Senior Azure Platform Engineer
- HCM Staffing and Consulting
- Jersey City, New Jersey
- Full Time
We are placing a Senior Azure Platform Engineer with a centralized Platform Engineering team at one of the world's largest financial institutions. The team owns the internal Azure platform that application teams across the bank depend on and they're in a critical phase, scaling toward enterprise-wide General Availability while expanding into multi-cloud.
You'll build, harden, and operate real production infrastructure. You'll own incidents, run root cause analysis, and improve the platform so the same failure doesn't happen twice.
What you'll do
Own Terraform-based infrastructure across multi-environment and multi-subscription Azure setups state management, drift detection, remediation, and module design
Operate AKS clusters in production pod and node troubleshooting, scaling, ingress issues, cluster upgrades, and incident response
Implement and enforce Azure Policy at management group and subscription scope, including deny and audit effects and active remediation
Design and maintain platform security controls: Managed Identity, RBAC at control and data plane, Key Vault, Entra ID, and secure service-to-service communication
Own production incidents end-to-end triage, root cause analysis, resolution, and prevention
Build observability into the platform: logging strategy, alerting, container monitoring, and AKS diagnostic tooling
Partner with application teams on platform onboarding, automation patterns, and best practices
Contribute to platform hardening and standardization as the platform scales to support more teams
What you bring
Terraform - Remote state management, state locking, drift detection and remediation, multi-environment module design, recovery and import scenarios. This is the highest-priority bar.
AKS / Kubernetes - Production cluster operations pod and node troubleshooting, resource exhaustion, ingress, rollbacks, cluster upgrades. You need operational stories, not theory.

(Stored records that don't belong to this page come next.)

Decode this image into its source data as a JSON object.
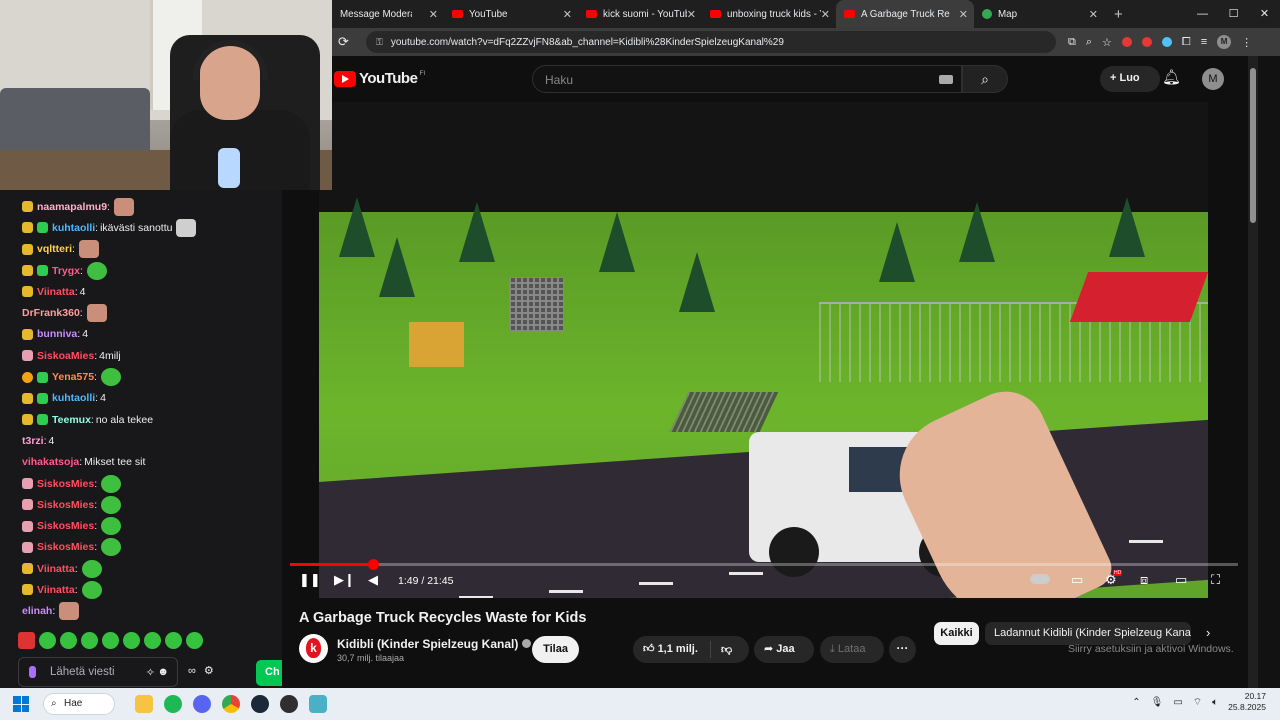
{
  "chat": {
    "lines": [
      {
        "badges": [
          "gold"
        ],
        "name": "naamapalmu9",
        "color": "#ffb3c8",
        "msg": "",
        "emote": "face"
      },
      {
        "badges": [
          "gold",
          "green"
        ],
        "name": "kuhtaolli",
        "color": "#4fb7ff",
        "msg": "ikävästi sanottu",
        "emote": "cat"
      },
      {
        "badges": [
          "gold"
        ],
        "name": "vqltteri",
        "color": "#ffd24d",
        "msg": "",
        "emote": "face"
      },
      {
        "badges": [
          "gold",
          "green"
        ],
        "name": "Trygx",
        "color": "#ff5c8a",
        "msg": "",
        "emote": "frog"
      },
      {
        "badges": [
          "gold"
        ],
        "name": "Viinatta",
        "color": "#ff4f5e",
        "msg": "4",
        "emote": ""
      },
      {
        "badges": [],
        "name": "DrFrank360",
        "color": "#ff9f9f",
        "msg": "",
        "emote": "face"
      },
      {
        "badges": [
          "gold"
        ],
        "name": "bunniva",
        "color": "#c98bff",
        "msg": "4",
        "emote": ""
      },
      {
        "badges": [
          "pink"
        ],
        "name": "SiskoaMies",
        "color": "#ff4f5e",
        "msg": "4milj",
        "emote": ""
      },
      {
        "badges": [
          "orange",
          "green"
        ],
        "name": "Yena575",
        "color": "#ff8c4f",
        "msg": "",
        "emote": "frog"
      },
      {
        "badges": [
          "gold",
          "green"
        ],
        "name": "kuhtaolli",
        "color": "#4fb7ff",
        "msg": "4",
        "emote": ""
      },
      {
        "badges": [
          "gold",
          "green"
        ],
        "name": "Teemux",
        "color": "#8effe0",
        "msg": "no ala tekee",
        "emote": ""
      },
      {
        "badges": [],
        "name": "t3rzi",
        "color": "#ff9fd0",
        "msg": "4",
        "emote": ""
      },
      {
        "badges": [],
        "name": "vihakatsoja",
        "color": "#ff5c8a",
        "msg": "Mikset tee sit",
        "emote": ""
      },
      {
        "badges": [
          "pink"
        ],
        "name": "SiskosMies",
        "color": "#ff4f5e",
        "msg": "",
        "emote": "frog"
      },
      {
        "badges": [
          "pink"
        ],
        "name": "SiskosMies",
        "color": "#ff4f5e",
        "msg": "",
        "emote": "frog"
      },
      {
        "badges": [
          "pink"
        ],
        "name": "SiskosMies",
        "color": "#ff4f5e",
        "msg": "",
        "emote": "frog"
      },
      {
        "badges": [
          "pink"
        ],
        "name": "SiskosMies",
        "color": "#ff4f5e",
        "msg": "",
        "emote": "frog"
      },
      {
        "badges": [
          "gold"
        ],
        "name": "Viinatta",
        "color": "#ff4f5e",
        "msg": "",
        "emote": "frog"
      },
      {
        "badges": [
          "gold"
        ],
        "name": "Viinatta",
        "color": "#ff4f5e",
        "msg": "",
        "emote": "frog"
      },
      {
        "badges": [],
        "name": "elinah",
        "color": "#c98bff",
        "msg": "",
        "emote": "face"
      }
    ],
    "input_placeholder": "Lähetä viesti",
    "send_label": "Ch",
    "infinity": "∞"
  },
  "browser": {
    "tabs": [
      {
        "title": "Message Moderation - I",
        "active": false,
        "fav": "yt"
      },
      {
        "title": "YouTube",
        "active": false,
        "fav": "yt"
      },
      {
        "title": "kick suomi - YouTube",
        "active": false,
        "fav": "yt"
      },
      {
        "title": "unboxing truck kids - Yo",
        "active": false,
        "fav": "yt"
      },
      {
        "title": "A Garbage Truck Re",
        "active": true,
        "fav": "yt"
      },
      {
        "title": "Map",
        "active": false,
        "fav": "map"
      }
    ],
    "url": "youtube.com/watch?v=dFq2ZZvjFN8&ab_channel=Kidibli%28KinderSpielzeugKanal%29",
    "profile_initial": "M"
  },
  "youtube": {
    "logo_text": "YouTube",
    "country_code": "FI",
    "search_placeholder": "Haku",
    "create_label": "Luo",
    "avatar_initial": "M",
    "player": {
      "time": "1:49 / 21:45",
      "progress_fraction": 0.088
    },
    "video_title": "A Garbage Truck Recycles Waste for Kids",
    "channel_name": "Kidibli (Kinder Spielzeug Kanal)",
    "subscribers": "30,7 milj. tilaajaa",
    "subscribe_label": "Tilaa",
    "likes": "1,1 milj.",
    "share_label": "Jaa",
    "download_label": "Lataa",
    "chip_all": "Kaikki",
    "chip_uploads": "Ladannut Kidibli (Kinder Spielzeug Kanal)",
    "activate_windows": "Siirry asetuksiin ja aktivoi Windows."
  },
  "taskbar": {
    "search_label": "Hae",
    "time": "20.17",
    "date": "25.8.2025"
  },
  "colors": {
    "youtube_red": "#ff0000",
    "chat_bg": "#18181b",
    "kick_green": "#00c853"
  }
}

Azure Policy & governance - Hands-on policy enforcement (deny, audit, modify) at management group and subscription scope. Remediation tasks and compliance reporting.

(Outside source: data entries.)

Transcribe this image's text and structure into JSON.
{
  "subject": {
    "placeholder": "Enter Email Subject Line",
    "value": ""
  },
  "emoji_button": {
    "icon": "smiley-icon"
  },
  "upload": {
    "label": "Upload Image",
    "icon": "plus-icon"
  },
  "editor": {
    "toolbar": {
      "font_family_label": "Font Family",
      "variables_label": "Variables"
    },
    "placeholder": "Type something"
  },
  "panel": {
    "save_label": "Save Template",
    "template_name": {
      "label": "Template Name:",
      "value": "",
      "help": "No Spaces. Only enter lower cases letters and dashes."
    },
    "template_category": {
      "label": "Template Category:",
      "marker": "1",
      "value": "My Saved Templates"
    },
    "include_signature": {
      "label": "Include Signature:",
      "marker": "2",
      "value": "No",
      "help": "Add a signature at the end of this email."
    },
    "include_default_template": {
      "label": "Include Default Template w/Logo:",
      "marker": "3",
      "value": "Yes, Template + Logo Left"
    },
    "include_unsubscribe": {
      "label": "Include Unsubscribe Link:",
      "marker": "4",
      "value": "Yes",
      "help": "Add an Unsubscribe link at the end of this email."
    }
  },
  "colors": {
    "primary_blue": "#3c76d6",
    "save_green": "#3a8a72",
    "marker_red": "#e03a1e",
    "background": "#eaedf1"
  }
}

Security & identity - Managed Identity (system vs. user-assigned), RBAC at control and data plane levels, Key Vault, Entra ID, JWT/OAuth, secure inter-service communication.
Observability & RCA - Log Analytics, Azure Monitor, Prometheus, Grafana, Splunk, or ELK. Full incident triage from symptom to resolution to prevention.
Azure platform services - AKS, App Services, Azure Functions, Storage, VNets, Private Endpoints, NSGs, Azure Firewall hands-on production experience.
API Management - Policy configuration: throttling, rate limiting, auth enforcement, request/response transformations, observability integration.